Your challenge to produce a generally accepted scientific theory that has an religious view surrounding it is evolution in two ways.
First, critics allege evolutionism is itself a religion (and if you study what makes a belief set a religion, it fits just as well as American Civil Religion and any number of other non-theistic religions.)
Second, in that evolution is surrounded by religion due to the exact scenario I started this post with. You have no doubt come across people who are athiests who support their atheism by their belief in evolution, which makes God unnecessary. Does their atheism disqualify them from being evolutionists? Does it alone make their claims invalid? Obviously not. It is up to the ID side to prove them wrong. And it is up to your side to prove ID wrong.

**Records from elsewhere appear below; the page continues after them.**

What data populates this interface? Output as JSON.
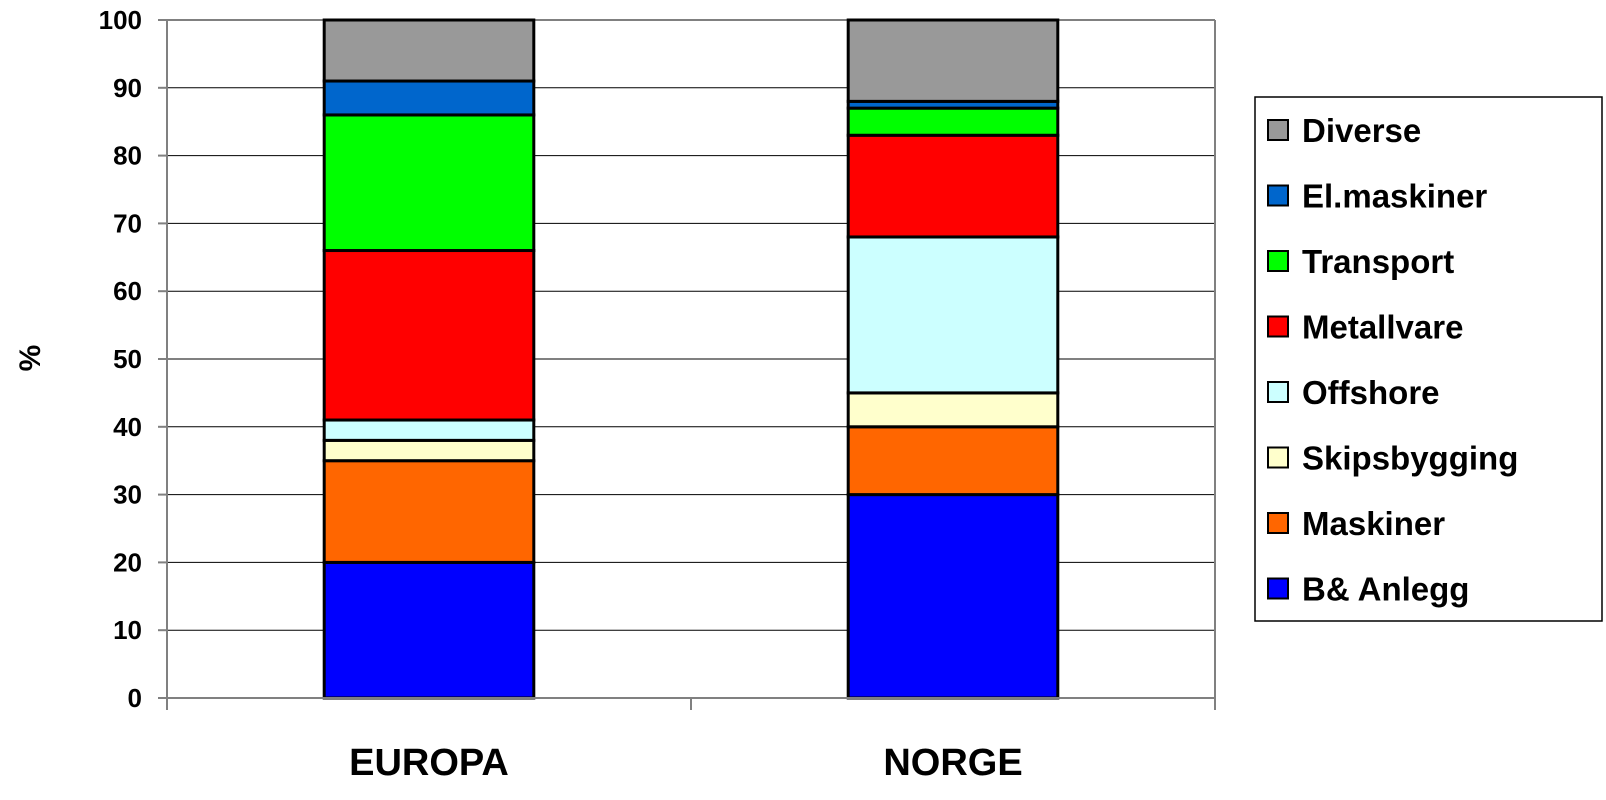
{
  "chart_data": {
    "type": "bar",
    "stacked": true,
    "categories": [
      "EUROPA",
      "NORGE"
    ],
    "ylabel": "%",
    "xlabel": "",
    "ylim": [
      0,
      100
    ],
    "yticks": [
      "0",
      "10",
      "20",
      "30",
      "40",
      "50",
      "60",
      "70",
      "80",
      "90",
      "100"
    ],
    "grid": true,
    "legend_position": "right",
    "series": [
      {
        "name": "B& Anlegg",
        "color": "#0000FF",
        "values": [
          20,
          30
        ]
      },
      {
        "name": "Maskiner",
        "color": "#FF6600",
        "values": [
          15,
          10
        ]
      },
      {
        "name": "Skipsbygging",
        "color": "#FFFFCC",
        "values": [
          3,
          5
        ]
      },
      {
        "name": "Offshore",
        "color": "#CCFFFF",
        "values": [
          3,
          23
        ]
      },
      {
        "name": "Metallvare",
        "color": "#FF0000",
        "values": [
          25,
          15
        ]
      },
      {
        "name": "Transport",
        "color": "#00FF00",
        "values": [
          20,
          4
        ]
      },
      {
        "name": "El.maskiner",
        "color": "#0066CC",
        "values": [
          5,
          1
        ]
      },
      {
        "name": "Diverse",
        "color": "#999999",
        "values": [
          9,
          12
        ]
      }
    ]
  }
}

That's stupid. 'Evolutionism' lacks ritual, moral precepts, an organization...one might as well claim physics is a religion.

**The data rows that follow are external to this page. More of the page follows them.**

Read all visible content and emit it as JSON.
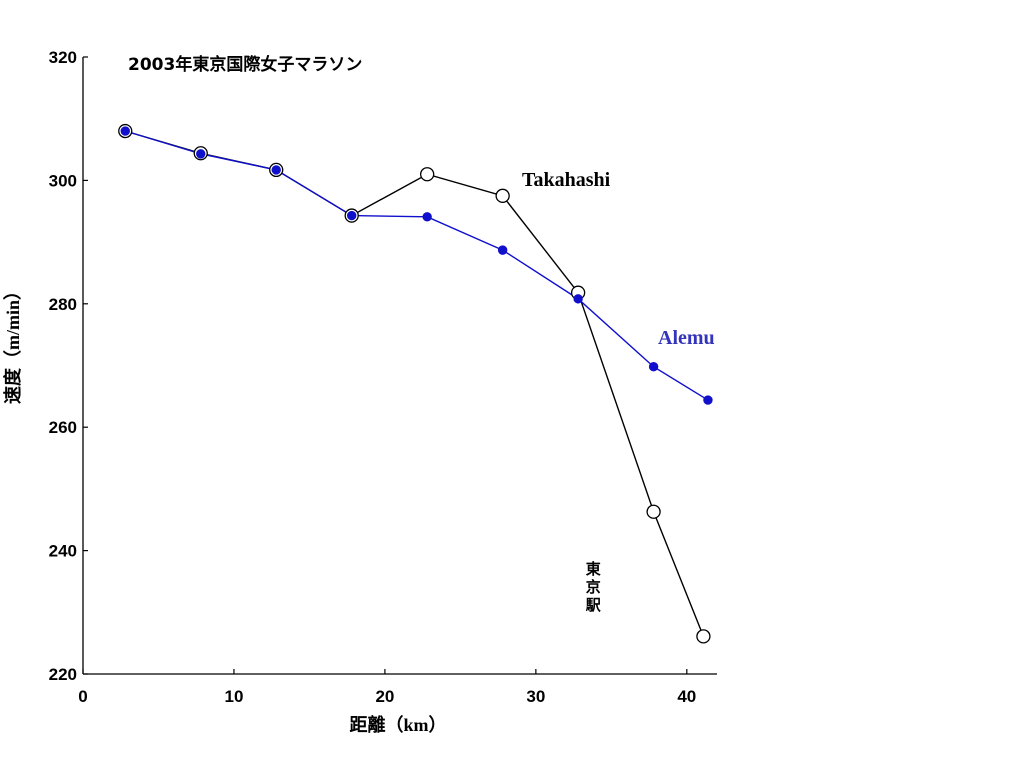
{
  "chart_data": {
    "type": "line",
    "title": "2003年東京国際女子マラソン",
    "xlabel": "距離（km）",
    "ylabel": "速度（m/min）",
    "xlim": [
      0,
      42
    ],
    "ylim": [
      220,
      320
    ],
    "xticks": [
      0,
      10,
      20,
      30,
      40
    ],
    "yticks": [
      220,
      240,
      260,
      280,
      300,
      320
    ],
    "grid": false,
    "series": [
      {
        "name": "Takahashi",
        "color": "#000000",
        "marker": "open-circle",
        "x": [
          2.8,
          7.8,
          12.8,
          17.8,
          22.8,
          27.8,
          32.8,
          37.8,
          41.1
        ],
        "y": [
          308,
          304.4,
          301.7,
          294.3,
          301,
          297.5,
          281.8,
          246.3,
          226.1
        ]
      },
      {
        "name": "Alemu",
        "color": "#1010cc",
        "marker": "filled-circle",
        "x": [
          2.8,
          7.8,
          12.8,
          17.8,
          22.8,
          27.8,
          32.8,
          37.8,
          41.4
        ],
        "y": [
          308,
          304.3,
          301.7,
          294.3,
          294.1,
          288.7,
          280.8,
          269.8,
          264.4
        ]
      }
    ],
    "annotations": [
      {
        "text": "東京駅",
        "x": 33.8,
        "y": 232,
        "orientation": "vertical"
      }
    ]
  }
}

Interesting enough, I pulled this from the talk.origins site. While there is a rebuttal on the page St. Dawkins, it doesn't actually address the implications, nor the significance behind St. Dawkin's statement. This fact betrays an intellectual dishonesty:
"Although atheism might have been logically tenable before Darwin, Darwin made it possible to be an intellectually fulfilled atheist" (Dawkins 1986, 6)..
Now, this statement can be vociferously denied, or hand waved at, but since this was made by the person holding the Charles Simonyi Chair in the Public Understanding of Science at the University of Oxford, one must bring into question the motivations seen in the recent fandango.
What is at the heart of the matter is that a local school district is being sued in Federal court, all polemics about 'destroying science' or 'ape worship' aside. The real danger here is IMHO a parallel to what happened in Russia, regarding Lysenkoism--a questionable science at the time that was co-opted by the State to promulgate a political philosophy. After all, if State policies can be backed by a consensus of scientists, who can argue? ( not to mention, the purging of other scientists who argued against. Of course, if one's life is threatened, it is pretty easy to join the 'consensus' ). This event resulted in killing millions of people through famine.